A trama de “Animais Fantásticos: Os Crimes de Grindelwald” se inicia logo após os eventos do primeiro filme da franquia, onde o poderoso bruxo Gellert Grindelwald (Johnny Depp) foi capturado pela MACUSA (Congresso Mágico dos Estados Unidos da América) com a ajuda do magizoologista Newt Scamander (Eddie Redmayne). Fazendo justiça a sua reputação, Grindelwald cumpre suas ameaças e escapa da prisão (em uma alucinante cena de ação) com o intuito de reunir novos e cegos seguidores para que os bruxos de sangue puro possam governar com mão de ferro todos os seres não mágicos. Para tentar frustrar os maléficos planos de Grindelwald, Alvo Dumbledore (Jude Law) pede ajuda a seu antigo aluno Newt Scamander, que com o apoio de seus amigos e de suas carismáticas criaturinhas, tentará impedir o infame feiticeiro de concretizar seus sonhos de conquista.
 
 
David Yates consegue melhorar significativamente todos os elementos problemáticos do primeiro filme. O roteiro além de mais interessante, tem um ritmo mais acelerado comparado com Animais Fantásticos e onde habitam. As atuações são ótimas, principalmente a de Eddie Redmayne como Newt Scamander. Diferente do primeiro filme onde Redmayne adotou uma postura excessivamente depressiva e de pouca expressão, em “Os Crimes de Grindelwald” o ator esbanja carisma, mesclando ingenuidade e insegurança com bravura e determinação.
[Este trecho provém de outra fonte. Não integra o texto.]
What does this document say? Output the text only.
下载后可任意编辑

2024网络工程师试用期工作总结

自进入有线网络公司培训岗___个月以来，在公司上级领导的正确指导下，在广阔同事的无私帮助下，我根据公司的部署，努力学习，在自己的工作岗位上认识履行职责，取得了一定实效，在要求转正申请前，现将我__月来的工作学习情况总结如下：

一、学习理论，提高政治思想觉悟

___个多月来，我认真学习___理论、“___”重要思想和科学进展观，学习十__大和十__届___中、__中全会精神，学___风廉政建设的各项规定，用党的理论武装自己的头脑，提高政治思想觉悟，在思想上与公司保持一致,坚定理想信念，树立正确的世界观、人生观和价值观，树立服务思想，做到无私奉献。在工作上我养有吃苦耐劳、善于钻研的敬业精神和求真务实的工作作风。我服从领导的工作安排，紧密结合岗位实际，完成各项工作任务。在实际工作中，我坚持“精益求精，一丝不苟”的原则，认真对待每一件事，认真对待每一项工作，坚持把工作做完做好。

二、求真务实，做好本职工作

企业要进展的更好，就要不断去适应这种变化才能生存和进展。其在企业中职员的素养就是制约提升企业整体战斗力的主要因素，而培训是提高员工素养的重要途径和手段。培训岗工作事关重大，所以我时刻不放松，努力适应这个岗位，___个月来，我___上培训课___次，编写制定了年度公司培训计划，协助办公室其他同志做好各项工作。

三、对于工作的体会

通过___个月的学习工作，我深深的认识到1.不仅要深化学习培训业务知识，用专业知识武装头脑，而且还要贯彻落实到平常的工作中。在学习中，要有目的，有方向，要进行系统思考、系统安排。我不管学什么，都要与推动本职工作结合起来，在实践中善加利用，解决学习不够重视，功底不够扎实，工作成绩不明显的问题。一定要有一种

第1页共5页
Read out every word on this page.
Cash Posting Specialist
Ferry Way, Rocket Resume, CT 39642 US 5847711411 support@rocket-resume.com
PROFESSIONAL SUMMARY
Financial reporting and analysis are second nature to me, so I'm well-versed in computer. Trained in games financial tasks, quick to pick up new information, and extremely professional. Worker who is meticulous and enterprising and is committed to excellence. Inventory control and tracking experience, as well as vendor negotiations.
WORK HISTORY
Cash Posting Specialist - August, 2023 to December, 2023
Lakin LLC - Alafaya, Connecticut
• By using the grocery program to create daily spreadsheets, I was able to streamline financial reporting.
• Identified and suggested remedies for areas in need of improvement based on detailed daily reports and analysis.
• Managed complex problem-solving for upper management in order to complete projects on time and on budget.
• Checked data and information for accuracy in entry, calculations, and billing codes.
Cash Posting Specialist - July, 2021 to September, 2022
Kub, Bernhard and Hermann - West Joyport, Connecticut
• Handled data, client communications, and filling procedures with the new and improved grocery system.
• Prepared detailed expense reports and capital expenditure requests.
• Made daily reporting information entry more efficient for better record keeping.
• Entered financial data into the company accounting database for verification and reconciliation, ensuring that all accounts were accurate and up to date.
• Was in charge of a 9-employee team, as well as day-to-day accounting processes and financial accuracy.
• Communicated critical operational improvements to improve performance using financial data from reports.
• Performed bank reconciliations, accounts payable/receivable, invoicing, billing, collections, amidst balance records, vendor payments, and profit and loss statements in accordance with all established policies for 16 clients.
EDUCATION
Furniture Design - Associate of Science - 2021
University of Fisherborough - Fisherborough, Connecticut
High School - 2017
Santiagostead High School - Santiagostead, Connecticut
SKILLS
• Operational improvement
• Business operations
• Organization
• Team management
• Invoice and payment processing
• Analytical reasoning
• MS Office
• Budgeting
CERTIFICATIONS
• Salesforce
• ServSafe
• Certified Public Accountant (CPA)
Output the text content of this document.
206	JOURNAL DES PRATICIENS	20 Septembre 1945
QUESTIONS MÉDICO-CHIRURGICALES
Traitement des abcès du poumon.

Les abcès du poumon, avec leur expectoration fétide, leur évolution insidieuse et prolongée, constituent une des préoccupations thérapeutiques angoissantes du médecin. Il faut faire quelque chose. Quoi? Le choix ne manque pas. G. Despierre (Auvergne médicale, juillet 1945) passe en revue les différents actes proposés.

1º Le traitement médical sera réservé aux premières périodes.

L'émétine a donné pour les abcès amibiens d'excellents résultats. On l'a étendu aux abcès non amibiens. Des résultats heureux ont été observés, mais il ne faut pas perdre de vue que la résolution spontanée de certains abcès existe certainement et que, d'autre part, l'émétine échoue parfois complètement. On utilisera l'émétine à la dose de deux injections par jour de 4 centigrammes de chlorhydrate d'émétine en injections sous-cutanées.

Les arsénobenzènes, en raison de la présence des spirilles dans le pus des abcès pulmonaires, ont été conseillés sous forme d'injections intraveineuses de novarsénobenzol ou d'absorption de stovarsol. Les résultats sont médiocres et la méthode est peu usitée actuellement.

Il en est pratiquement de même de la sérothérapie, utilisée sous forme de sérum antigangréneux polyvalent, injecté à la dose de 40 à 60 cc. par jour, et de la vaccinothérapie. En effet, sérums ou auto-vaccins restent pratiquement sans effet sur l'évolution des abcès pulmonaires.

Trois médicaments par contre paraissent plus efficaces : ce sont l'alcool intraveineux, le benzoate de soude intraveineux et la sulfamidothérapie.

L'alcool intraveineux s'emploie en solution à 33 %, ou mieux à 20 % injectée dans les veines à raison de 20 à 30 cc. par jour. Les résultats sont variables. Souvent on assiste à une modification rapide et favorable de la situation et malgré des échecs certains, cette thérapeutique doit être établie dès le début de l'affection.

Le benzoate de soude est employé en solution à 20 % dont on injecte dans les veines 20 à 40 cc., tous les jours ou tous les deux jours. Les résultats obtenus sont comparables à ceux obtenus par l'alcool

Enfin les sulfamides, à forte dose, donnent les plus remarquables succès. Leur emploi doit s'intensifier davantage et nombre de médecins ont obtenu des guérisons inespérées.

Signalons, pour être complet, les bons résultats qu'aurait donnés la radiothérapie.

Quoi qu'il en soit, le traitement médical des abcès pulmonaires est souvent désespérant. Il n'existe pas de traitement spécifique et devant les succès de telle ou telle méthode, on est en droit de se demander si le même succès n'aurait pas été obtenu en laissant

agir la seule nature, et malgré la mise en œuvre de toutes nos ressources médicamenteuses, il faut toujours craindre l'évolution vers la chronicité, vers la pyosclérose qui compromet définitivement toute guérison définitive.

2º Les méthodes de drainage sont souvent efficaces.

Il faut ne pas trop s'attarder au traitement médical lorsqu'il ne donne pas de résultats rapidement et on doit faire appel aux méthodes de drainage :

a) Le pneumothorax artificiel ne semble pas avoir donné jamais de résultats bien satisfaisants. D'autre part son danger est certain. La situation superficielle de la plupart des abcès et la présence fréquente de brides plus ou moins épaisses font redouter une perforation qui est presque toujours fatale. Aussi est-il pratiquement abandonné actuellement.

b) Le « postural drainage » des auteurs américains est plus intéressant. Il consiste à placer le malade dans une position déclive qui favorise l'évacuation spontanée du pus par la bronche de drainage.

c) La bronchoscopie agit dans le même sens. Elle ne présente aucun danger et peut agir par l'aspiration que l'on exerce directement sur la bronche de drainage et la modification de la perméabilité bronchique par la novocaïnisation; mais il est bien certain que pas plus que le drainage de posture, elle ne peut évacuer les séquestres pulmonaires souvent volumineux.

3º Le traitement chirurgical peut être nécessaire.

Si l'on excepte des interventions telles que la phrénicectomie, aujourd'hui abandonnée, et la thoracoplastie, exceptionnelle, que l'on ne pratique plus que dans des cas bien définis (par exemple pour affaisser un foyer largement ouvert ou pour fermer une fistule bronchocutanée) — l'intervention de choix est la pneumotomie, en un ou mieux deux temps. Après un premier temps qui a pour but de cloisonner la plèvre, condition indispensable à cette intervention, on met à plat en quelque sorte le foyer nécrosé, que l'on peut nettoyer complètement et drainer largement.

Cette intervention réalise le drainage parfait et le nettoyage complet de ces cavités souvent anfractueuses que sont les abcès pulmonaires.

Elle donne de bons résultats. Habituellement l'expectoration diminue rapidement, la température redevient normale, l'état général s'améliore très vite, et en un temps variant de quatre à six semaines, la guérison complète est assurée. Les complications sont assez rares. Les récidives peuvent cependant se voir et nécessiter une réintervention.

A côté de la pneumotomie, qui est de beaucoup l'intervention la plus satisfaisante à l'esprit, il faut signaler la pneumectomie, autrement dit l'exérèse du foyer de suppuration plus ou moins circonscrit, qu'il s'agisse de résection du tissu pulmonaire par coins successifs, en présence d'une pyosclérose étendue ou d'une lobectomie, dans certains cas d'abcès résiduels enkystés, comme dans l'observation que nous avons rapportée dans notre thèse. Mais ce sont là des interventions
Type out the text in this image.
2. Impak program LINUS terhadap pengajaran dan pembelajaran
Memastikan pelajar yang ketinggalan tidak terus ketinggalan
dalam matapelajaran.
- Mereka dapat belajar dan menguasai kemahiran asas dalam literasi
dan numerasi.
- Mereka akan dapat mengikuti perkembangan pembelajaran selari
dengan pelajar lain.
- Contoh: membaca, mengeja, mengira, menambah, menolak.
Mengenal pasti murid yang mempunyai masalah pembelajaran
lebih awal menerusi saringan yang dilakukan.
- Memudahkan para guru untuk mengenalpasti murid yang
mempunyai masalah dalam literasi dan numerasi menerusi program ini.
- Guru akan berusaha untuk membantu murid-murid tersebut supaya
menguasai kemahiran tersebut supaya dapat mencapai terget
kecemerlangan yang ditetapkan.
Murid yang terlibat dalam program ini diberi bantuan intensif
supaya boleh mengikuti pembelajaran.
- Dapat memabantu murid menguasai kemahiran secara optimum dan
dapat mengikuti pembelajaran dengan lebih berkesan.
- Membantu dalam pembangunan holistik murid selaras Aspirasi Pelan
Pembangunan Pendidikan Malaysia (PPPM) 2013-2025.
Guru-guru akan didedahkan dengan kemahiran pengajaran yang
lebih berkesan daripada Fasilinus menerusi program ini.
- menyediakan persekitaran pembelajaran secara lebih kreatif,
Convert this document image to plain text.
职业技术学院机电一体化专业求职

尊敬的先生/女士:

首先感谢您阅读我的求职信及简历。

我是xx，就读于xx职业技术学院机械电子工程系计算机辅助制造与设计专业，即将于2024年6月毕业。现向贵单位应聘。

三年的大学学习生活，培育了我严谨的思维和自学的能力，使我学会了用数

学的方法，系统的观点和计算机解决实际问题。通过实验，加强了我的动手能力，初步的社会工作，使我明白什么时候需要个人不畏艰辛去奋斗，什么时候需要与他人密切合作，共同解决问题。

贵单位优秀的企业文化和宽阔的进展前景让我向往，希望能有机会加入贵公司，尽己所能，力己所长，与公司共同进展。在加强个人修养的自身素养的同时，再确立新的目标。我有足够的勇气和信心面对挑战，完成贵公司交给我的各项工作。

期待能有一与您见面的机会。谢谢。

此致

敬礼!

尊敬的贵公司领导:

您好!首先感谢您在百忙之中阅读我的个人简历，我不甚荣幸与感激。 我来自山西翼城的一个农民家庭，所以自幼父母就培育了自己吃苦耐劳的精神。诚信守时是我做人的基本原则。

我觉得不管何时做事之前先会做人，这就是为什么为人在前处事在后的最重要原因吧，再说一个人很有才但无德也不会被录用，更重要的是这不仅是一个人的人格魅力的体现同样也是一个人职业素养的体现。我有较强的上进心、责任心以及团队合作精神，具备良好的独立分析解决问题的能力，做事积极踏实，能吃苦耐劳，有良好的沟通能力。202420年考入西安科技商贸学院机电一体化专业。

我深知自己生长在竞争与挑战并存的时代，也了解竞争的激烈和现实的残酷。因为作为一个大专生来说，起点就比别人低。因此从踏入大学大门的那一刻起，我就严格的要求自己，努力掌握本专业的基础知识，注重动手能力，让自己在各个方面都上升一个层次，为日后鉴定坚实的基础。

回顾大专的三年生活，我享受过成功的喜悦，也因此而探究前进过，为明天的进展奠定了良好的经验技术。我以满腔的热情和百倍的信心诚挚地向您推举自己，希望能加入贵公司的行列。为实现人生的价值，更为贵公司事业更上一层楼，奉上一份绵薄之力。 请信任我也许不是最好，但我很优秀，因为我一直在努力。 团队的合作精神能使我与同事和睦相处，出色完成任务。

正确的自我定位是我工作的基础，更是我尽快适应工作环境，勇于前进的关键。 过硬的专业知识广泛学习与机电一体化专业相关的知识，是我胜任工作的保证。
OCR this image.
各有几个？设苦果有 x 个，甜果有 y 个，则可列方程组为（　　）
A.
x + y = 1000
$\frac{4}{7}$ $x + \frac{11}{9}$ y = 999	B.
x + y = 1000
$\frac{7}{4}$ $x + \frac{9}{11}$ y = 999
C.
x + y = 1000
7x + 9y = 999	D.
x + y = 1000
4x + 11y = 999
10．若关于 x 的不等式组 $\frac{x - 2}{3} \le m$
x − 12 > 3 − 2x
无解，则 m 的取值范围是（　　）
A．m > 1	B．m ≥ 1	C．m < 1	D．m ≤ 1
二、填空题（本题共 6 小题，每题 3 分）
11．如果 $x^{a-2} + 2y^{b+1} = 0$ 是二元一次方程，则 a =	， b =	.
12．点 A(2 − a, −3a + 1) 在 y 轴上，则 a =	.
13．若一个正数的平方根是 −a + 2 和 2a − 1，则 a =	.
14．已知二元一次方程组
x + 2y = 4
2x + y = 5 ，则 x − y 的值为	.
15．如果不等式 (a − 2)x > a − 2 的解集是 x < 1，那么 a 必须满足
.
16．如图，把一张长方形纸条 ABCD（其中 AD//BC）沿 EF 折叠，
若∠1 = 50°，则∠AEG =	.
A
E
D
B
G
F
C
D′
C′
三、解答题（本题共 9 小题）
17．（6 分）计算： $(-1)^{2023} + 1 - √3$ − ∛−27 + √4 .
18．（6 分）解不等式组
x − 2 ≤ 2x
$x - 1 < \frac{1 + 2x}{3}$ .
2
Esse amalgama de características fazem de Newt, um personagem mais doce e apaixonante que seus “animais fantásticos” que, diga-se de passagem, são muito mais “fantásticos” nesta continuação.
 
 
 
O peso que atores do calibre de Johnny Depp e Jude Law dão a produção é gigantesco. Os diálogos soam mais críveis, o manuseio da varinha é mais elegante, a postura é mais convincente. Isso literalmente faz a magia acontecer.
 
 
 
A condição sexual de alguns personagens é tratada de forma sutil, mas que deve evoluir se tornando algo mais evidente na terceira parte da franquia. Por mais que seja de forma “despistada” é inegável a importância do fato em questão. O roteiro tem a sensibilidade de tratar o tema de forma “normal” sem estereótipos, sem caricaturas, criando profundos laços sentimentais, que fazem o espectador ficar ansioso para presenciar todo o desenrolar que esta inusitada e corajosa relação vai desencadear. E é lógico, que esperamos que o tema seja tratado de forma mais evidente e clara no próximo filme, pois a relação desses dois personagens adiciona um ingrediente importantíssimo, totalmente shakespeariano e trágico para o final de toda saga.